After World War II, unemployment became, for the most part, a numerical and policy issue rather than a social phenomenon. By the 1960s, what once struck most Americans as unnatural and ghastly had been fully transformed by economists and political elites into “the natural rate of unemployment”—a level of joblessness that should never be tampered with because it was futile to do so and to try would induce inflation.
More recently, matters have turned truly perverse. Neoliberals, who during the Reagan era of the 1980s eclipsed Keynesians as the dominant thinkers when it came to economic policy, were worried that unemployment might not be high enough. It was increasingly feared that, if the ranks of the jobless were not large indeed, both labor costs and inflation would rise, threatening the future value of capital investments. The world, in other words, had turned upside down.
As official society adapted to the permanence of unemployment, the unemployed themselves subsided into political quiescence. There were exceptions, however.
Perhaps the most massive unemployment demonstration in the nation’s history took place in 1963 when 100,000 Americans marched on Washington for “Jobs and Freedom.” It is a telling commentary on the political sensibilities of the last half-century that the March on Washington, recalled mainly for Martin Luther King Jr.’s famed “I Have a Dream” speech, is rarely if ever remembered as an outpouring of righteous anger about a system that consigned much of a whole race to the outcast status first experienced by the young women of New England textile mills in antebellum America.

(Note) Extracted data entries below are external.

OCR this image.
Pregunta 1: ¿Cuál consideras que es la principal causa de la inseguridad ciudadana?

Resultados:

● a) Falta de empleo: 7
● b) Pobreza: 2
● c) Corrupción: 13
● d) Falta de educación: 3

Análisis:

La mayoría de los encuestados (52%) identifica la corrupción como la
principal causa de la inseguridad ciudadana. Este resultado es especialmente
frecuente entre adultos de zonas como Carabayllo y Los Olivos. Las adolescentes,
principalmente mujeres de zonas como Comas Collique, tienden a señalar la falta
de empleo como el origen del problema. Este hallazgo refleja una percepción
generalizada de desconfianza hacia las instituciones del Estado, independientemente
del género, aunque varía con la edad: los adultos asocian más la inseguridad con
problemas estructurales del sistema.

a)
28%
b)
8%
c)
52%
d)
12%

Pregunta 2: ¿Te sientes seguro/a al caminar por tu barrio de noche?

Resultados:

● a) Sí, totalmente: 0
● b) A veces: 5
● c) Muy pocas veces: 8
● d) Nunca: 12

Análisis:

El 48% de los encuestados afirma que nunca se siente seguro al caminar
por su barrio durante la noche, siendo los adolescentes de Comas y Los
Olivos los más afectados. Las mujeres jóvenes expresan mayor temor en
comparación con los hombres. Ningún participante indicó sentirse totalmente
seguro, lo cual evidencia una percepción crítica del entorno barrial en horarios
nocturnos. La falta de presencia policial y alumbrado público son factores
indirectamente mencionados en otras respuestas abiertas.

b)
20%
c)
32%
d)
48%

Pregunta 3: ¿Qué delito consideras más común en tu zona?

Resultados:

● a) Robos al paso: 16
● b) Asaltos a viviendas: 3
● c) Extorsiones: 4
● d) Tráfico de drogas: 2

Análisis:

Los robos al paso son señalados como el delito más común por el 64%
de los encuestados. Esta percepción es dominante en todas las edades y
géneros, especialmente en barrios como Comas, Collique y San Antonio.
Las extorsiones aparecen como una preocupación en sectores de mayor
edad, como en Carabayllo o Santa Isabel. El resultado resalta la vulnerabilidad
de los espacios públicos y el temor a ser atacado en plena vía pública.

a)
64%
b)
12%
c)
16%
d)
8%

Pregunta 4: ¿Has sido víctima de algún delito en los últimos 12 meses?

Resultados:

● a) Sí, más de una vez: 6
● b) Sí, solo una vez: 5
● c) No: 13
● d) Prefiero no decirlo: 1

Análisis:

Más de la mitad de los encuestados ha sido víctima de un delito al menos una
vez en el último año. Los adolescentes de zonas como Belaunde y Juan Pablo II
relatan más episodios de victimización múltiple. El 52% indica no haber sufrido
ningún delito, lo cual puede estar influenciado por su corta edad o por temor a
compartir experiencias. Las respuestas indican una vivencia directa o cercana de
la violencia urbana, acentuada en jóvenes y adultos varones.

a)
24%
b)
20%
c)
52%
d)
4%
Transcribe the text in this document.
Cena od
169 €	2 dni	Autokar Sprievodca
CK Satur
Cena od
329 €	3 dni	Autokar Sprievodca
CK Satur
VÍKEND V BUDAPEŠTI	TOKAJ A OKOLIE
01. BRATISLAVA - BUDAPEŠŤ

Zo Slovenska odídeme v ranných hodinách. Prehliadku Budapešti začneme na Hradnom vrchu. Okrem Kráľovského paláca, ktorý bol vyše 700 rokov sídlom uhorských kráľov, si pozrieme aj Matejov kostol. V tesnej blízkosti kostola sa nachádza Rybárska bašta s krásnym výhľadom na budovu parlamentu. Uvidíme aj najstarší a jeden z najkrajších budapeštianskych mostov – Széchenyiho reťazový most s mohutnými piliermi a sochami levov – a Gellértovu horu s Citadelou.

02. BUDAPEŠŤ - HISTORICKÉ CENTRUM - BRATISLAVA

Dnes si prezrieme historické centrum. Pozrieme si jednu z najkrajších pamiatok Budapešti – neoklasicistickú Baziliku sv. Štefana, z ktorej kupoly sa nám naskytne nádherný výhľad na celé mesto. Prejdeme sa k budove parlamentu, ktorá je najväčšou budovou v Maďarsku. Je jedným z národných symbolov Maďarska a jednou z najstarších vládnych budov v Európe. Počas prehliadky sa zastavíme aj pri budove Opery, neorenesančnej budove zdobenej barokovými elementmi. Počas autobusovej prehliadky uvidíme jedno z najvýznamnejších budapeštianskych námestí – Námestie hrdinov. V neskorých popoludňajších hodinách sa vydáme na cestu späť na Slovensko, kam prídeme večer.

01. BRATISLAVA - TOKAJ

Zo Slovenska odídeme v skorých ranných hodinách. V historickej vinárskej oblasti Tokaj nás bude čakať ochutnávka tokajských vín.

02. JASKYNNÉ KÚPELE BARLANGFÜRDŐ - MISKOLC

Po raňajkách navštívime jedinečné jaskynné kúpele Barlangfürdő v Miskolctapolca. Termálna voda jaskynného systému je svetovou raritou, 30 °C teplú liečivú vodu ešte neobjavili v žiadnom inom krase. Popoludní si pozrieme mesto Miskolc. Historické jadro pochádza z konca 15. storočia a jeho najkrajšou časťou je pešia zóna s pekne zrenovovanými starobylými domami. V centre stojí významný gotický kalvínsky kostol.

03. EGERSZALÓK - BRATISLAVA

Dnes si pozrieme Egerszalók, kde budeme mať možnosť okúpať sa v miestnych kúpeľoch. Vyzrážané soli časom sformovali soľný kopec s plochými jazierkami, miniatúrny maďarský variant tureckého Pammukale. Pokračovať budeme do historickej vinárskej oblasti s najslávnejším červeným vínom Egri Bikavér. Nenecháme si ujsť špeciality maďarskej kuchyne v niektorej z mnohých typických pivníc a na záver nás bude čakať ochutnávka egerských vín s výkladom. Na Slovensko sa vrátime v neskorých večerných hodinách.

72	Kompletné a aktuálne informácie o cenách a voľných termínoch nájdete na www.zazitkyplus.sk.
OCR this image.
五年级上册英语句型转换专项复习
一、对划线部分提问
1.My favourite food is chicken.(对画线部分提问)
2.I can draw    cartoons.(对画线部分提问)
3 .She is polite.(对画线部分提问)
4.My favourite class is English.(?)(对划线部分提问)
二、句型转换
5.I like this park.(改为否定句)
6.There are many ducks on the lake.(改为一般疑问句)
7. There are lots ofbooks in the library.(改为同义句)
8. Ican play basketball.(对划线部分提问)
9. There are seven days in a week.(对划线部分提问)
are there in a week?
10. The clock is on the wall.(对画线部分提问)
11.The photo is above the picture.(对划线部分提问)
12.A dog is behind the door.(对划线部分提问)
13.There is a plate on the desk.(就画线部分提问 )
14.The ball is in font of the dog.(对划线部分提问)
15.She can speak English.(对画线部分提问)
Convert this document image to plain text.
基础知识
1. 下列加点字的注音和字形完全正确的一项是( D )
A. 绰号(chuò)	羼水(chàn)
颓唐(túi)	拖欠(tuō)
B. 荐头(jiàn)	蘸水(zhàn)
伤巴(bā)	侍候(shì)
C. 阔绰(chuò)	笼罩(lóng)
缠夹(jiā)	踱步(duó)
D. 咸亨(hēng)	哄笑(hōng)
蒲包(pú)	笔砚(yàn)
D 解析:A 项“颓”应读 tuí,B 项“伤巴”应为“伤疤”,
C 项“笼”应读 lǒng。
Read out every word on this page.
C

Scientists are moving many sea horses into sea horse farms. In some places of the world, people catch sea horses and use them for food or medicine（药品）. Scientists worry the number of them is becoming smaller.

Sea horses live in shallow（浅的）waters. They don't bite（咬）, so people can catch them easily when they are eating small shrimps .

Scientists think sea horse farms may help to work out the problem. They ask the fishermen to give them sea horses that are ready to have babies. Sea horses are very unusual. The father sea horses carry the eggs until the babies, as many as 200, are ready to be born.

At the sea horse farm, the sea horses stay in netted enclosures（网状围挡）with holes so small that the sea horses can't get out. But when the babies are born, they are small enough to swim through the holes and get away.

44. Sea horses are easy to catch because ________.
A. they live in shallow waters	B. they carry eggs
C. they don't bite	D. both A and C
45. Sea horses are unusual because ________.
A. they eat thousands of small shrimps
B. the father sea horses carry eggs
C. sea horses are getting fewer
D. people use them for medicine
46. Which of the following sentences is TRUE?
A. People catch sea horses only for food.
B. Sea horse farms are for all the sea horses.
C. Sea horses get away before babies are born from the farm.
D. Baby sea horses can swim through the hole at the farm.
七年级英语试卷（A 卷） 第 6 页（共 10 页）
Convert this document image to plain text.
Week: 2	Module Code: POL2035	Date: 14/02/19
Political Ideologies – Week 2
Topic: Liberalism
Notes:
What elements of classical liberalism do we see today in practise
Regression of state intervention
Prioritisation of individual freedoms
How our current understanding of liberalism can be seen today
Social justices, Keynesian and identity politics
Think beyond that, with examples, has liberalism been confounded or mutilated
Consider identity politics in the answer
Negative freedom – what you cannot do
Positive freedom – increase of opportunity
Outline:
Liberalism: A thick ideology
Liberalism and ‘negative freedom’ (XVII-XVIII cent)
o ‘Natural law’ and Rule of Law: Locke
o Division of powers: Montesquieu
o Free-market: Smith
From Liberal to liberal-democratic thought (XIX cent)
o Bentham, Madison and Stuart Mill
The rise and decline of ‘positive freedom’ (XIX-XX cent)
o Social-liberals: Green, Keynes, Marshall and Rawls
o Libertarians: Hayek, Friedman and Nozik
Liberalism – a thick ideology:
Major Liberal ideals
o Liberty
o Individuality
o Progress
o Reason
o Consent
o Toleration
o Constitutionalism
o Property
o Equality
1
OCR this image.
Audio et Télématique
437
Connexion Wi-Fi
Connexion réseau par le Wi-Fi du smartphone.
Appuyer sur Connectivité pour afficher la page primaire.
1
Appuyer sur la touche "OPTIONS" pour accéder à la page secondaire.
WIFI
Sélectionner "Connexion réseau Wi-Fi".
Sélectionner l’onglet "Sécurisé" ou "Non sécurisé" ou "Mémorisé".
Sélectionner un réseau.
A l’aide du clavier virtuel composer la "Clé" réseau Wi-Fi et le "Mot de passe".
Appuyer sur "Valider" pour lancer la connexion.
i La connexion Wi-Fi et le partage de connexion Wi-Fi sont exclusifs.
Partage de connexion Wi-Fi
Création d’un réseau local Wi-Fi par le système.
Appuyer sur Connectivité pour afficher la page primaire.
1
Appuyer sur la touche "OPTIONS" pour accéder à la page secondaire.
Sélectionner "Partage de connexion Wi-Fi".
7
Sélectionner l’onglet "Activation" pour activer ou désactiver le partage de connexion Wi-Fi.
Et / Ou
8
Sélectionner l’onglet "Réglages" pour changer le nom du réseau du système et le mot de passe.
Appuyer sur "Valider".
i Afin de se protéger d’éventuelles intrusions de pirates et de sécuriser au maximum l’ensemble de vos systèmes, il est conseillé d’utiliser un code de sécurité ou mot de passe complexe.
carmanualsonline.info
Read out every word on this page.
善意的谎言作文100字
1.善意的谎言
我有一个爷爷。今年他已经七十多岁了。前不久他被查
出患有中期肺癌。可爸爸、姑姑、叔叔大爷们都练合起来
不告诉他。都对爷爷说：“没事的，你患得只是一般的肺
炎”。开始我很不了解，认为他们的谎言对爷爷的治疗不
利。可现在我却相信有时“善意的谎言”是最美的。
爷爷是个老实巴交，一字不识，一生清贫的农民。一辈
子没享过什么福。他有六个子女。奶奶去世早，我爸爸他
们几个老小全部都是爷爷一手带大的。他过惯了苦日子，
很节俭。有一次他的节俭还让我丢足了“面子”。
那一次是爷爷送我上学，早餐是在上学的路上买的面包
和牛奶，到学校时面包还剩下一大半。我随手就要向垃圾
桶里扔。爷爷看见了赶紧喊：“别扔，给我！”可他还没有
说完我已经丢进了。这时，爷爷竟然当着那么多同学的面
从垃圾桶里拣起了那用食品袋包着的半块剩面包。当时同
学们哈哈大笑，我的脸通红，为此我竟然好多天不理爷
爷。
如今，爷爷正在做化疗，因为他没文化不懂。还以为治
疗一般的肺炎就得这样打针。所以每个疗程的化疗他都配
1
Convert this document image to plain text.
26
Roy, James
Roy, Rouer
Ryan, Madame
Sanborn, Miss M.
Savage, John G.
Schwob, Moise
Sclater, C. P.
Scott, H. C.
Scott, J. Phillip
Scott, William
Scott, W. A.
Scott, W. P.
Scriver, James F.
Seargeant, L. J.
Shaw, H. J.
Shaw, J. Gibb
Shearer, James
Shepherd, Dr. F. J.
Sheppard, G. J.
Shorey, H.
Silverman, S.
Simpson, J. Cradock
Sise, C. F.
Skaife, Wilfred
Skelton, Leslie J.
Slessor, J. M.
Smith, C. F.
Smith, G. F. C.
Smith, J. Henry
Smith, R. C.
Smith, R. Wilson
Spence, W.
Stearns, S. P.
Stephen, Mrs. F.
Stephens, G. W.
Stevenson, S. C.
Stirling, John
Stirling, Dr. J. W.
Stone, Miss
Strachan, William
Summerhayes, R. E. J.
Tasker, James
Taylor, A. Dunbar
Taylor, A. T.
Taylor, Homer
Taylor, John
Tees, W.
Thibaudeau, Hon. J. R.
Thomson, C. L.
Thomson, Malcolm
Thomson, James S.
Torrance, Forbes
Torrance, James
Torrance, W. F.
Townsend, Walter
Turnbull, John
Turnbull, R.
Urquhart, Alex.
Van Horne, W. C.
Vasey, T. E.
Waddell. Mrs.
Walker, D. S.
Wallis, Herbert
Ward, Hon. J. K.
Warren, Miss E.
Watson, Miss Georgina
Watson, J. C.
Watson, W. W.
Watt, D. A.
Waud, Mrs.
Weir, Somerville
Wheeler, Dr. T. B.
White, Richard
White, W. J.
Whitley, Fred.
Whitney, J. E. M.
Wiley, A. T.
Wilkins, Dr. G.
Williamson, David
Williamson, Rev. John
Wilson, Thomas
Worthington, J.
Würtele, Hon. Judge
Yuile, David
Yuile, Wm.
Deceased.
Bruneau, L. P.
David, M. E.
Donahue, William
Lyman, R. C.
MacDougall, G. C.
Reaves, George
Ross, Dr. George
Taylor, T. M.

Today, the question is: As the new unemployment “norm” rises, will the “99ers” remain just a number, or will anger and systemic dysfunction lead to the rebirth of movements of the unemployed, perhaps allied, as in the past, with others suffering from the economy’s relentless downward arc? Keep in mind that the extent of organized protest by the unemployed in the past should not be exaggerated. Not even the Great Depression evoked their sustained mass mobilization. That’s hardly surprising. By its nature, unemployment demoralizes and isolates people. It makes of them a transient and chronically fluctuating population with no readily discernable common enemy and no obvious place to coalesce.
Another question might be: In the coming years, might we see the return of a basic American horror at the phenomenon of joblessness? And might it drive Americans to begin to ask deeper questions about the system that lives and feeds on it?
After all, we now exist in an under-developing economy. What new jobs it is creating are poor paying, low skill and often temporary, nor are there enough of them to significantly reduce the numbers of those out of work. The 99ers are stark evidence that we may be witnessing the birth of a new permanent class of the marginalized. (The percentage of the unemployed who have been out of work for more than six months has grown from 8.6 percent in 1979 to 19.6 percent today.) Moreover, our mode of “flexible capitalism” has made work itself increasingly transient and precarious.
Until now, ideologues of the new order have had remarkable success in dressing this up as a new form of freedom. But our ancestors, who experienced frequent and distressing interruptions in their work lives, who migrated thousands of miles to find jobs which they kept or lost at the whim of employers, and who, in solitary search for work, tramped the roads and hopped the freight cars (even if they could not yet roam Internet chat rooms), were not so delusional.
We have a choice: Americans can continue to accept large-scale unemployment as “natural” and permanent, even—a truly grotesque development—as a basic feature on a bipartisan road to “recovery” via austerity. Or we can follow the lead of the jobless young in the Arab Spring and of protesters beginning to demonstrate en masse in Europe. Even the newly minted proletarians of Ventura, California, sleeping in their cars, may decide that they have had enough of a political and economic order of things so bankrupt it can find no use for them at any price.